Размер шрифта
-
+

Убить некроманта - стр. 35

А девка ведь не Розамунда, думал я. Девку я, наверное, просто убью. А убивать женщин мне претит.

И вот, когда я жил в столице, жизнь шла своим чередом. Я принимал вассалов и посвящал в рыцари. Я возглавлял Советы. Мне представляли дочерей и невест, и я утверждал титулы. Я не охотился и не давал балов, – не любил, и не было времени и лишних денег, – но я не мог отменить приёмы.

Никто из дворян никогда не пересекал границы моих личных покоев без крайней необходимости и жёсткого приказа. Оттуда несло мертвечиной, и ещё там жила виверна. К тому же в сумерки там можно было легко встретиться с вампиром, который пришёл ко мне в гости. Неизвестно, кого боялись больше. Мой дом уже стал моей крепостью в высшей степени. Камергер постепенно попривык, но недостаточно для моего настоящего удобства. Его люди старались успеть всё прибрать во время развода караулов – чтобы, не дай Бог, не встретиться с мертвецами. Я сам одевался и раздевался и обедал в одиночестве. Иногда меня это угнетало, иногда – радовало, но так уж установился постоянный, привычный порядок вещей.

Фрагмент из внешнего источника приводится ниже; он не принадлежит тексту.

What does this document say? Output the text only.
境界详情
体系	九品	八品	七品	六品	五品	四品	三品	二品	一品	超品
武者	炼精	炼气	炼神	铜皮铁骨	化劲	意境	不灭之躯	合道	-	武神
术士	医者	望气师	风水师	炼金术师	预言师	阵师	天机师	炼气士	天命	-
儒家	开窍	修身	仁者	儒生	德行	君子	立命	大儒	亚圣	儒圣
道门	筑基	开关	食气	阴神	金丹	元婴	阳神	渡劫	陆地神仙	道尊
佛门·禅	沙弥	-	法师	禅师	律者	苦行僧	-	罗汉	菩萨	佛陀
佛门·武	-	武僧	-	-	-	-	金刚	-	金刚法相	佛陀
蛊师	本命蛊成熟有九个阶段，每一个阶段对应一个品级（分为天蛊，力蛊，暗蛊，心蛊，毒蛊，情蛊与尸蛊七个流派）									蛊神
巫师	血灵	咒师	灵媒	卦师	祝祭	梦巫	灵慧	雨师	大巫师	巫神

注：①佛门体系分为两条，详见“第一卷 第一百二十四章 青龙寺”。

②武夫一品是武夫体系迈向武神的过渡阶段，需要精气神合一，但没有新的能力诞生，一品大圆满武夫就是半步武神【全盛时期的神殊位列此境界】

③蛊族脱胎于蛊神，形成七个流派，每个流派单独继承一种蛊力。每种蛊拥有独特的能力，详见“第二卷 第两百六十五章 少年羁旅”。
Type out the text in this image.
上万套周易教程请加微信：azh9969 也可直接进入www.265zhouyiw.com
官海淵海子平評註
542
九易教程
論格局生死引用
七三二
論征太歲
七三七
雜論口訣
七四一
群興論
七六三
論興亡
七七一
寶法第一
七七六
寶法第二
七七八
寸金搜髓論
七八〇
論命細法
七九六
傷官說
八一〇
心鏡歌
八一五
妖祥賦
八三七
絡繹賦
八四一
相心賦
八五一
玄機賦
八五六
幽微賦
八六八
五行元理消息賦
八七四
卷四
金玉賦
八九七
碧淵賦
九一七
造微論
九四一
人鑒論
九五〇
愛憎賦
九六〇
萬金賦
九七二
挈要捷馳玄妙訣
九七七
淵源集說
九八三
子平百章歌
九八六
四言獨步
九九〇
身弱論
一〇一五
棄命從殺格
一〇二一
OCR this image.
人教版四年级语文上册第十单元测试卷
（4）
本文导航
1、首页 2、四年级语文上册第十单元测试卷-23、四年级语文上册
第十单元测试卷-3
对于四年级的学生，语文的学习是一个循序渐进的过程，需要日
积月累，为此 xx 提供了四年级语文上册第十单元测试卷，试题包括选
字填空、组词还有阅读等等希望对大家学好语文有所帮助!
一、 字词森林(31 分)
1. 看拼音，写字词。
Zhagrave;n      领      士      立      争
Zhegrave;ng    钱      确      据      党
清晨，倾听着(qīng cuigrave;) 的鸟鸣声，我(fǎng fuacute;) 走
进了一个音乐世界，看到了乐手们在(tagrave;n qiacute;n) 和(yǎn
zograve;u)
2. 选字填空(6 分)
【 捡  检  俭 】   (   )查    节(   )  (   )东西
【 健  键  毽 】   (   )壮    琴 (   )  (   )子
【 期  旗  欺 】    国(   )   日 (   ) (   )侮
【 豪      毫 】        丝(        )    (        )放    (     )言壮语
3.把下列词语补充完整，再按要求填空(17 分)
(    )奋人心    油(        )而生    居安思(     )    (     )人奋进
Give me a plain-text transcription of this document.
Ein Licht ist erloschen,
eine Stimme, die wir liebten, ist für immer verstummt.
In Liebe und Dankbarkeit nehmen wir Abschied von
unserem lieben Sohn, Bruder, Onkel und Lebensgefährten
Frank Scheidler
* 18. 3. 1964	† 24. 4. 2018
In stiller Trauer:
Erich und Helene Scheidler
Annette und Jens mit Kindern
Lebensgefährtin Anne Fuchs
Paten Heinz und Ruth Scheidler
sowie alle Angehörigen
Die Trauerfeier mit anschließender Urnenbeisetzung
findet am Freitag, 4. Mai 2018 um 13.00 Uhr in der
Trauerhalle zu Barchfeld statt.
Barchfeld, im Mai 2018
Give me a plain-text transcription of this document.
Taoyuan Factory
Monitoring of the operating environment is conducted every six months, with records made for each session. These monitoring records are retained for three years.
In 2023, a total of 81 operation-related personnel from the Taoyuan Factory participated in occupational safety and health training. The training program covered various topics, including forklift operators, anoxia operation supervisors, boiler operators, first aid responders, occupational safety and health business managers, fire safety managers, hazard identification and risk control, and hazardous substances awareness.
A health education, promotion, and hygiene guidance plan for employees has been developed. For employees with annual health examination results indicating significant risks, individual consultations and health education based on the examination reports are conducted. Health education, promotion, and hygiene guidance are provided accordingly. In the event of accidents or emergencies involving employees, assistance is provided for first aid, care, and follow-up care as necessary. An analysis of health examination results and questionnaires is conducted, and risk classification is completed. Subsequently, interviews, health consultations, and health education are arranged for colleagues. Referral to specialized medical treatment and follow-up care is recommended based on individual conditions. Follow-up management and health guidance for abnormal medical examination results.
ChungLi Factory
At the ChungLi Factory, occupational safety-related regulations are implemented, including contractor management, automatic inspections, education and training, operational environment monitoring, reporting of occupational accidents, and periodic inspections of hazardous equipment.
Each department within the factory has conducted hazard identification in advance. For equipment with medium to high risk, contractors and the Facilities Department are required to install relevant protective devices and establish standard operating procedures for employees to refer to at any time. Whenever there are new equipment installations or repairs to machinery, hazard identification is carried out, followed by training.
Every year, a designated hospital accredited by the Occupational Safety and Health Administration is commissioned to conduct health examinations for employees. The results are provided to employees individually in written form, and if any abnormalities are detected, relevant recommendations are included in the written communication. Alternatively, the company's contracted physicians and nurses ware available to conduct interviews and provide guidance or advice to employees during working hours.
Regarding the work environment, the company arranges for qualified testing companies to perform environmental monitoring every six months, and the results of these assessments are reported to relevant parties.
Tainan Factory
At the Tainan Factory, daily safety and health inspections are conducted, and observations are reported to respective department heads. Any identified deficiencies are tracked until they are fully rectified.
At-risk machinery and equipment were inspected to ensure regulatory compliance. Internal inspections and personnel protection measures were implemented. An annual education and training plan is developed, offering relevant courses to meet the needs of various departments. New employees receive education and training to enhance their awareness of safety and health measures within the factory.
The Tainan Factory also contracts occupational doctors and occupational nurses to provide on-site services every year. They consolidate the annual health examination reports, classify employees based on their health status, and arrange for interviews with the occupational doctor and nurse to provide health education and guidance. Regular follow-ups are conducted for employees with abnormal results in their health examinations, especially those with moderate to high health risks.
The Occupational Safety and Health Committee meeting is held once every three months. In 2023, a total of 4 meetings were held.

Поэтому меня до глубины души поразило появление девушки в моём кабинете. Вечером. В сопровождении мёртвого стражника, проинструктированного незваных не убивать, а провожать ко мне.

Беатриса… Да…

Беатриса Розамунду ничем не напоминала. Совсем. Помню её точно-точно. Как цветная миниатюра на душе – явственная картинка.

Такая пышка. Очень яркая: мак, например, вспоминается или апельсин – такое она производила впечатление. Глаза чёрные, лицо цвета топлёных сливок с ярким румянцем. Губы – малина после дождя. Мелкие тёмные кудряшки, не причёска, а просто кудряшки повсюду: по вискам, по шее, по плечам, по груди… И круглую грудь цвета топлёных сливок она приоткрывала очень низко.

И очень меленькие, очень белые, очень острые зубки. С крохотными клычками. У ласки бывают такие. И ямочки на щеках. И взгляд смелый и прямой. Она стояла рядом с моим стражем-трупом и улыбалась. Это потрясающе выглядело.

Она стояла и дышала так, как другие танцуют.

Я сказал:

– Вы – Беатриса, если я не путаю. Вам шестнадцать, ваш отец владеет землями за Серебряным Долом, и я не понимаю, что вы здесь делаете.

Тогда она облизнула губы так, чтобы я посмотрел на них. И сказала:

– Я желала видеть вас наедине, ваше величество.

Мне было так странно… Если бы она обманывала меня… если бы у неё оказалась тайная цель, она хотела бы меня убить или подать прошение… но ведь она думала не об этом. Я видел. Она не боялась. Её бросало в жар от собственных мыслей.

– Вы хотели меня видеть, Беатриса, – говорю, – затем, о чём я думаю?

Она опять облизалась, как кошка на сметану. И глаза у неё светились морионами перед свечой. А потом она кивнула, взяла кончик шнурка, которым стягивался корсаж, и медленно за этот кончик потянула.

Я не дал ей дорасшнуровываться. Это не имело особого значения в тот момент. Значение имела юбка, а не корсаж – и всё. Мешала только юбка. Боже милосердный, ножки цвета топлёных сливок – в ворохе кружев…

И в первые две минуты я решил, что Беатриса влюблена в меня до беспамятства. Ей ужасно хотелось заполучить всё, что только возможно. Я отпустил поводья. Совсем. Как никогда.

Я не думал, как бы не причинить ей боли. Я не думал, что делать дальше. Я вообще ни о чём не думал. Это блаженное бездумье чем-то напоминало выплеск вампирской Силы… если бы не совершенное изнеможение к утру.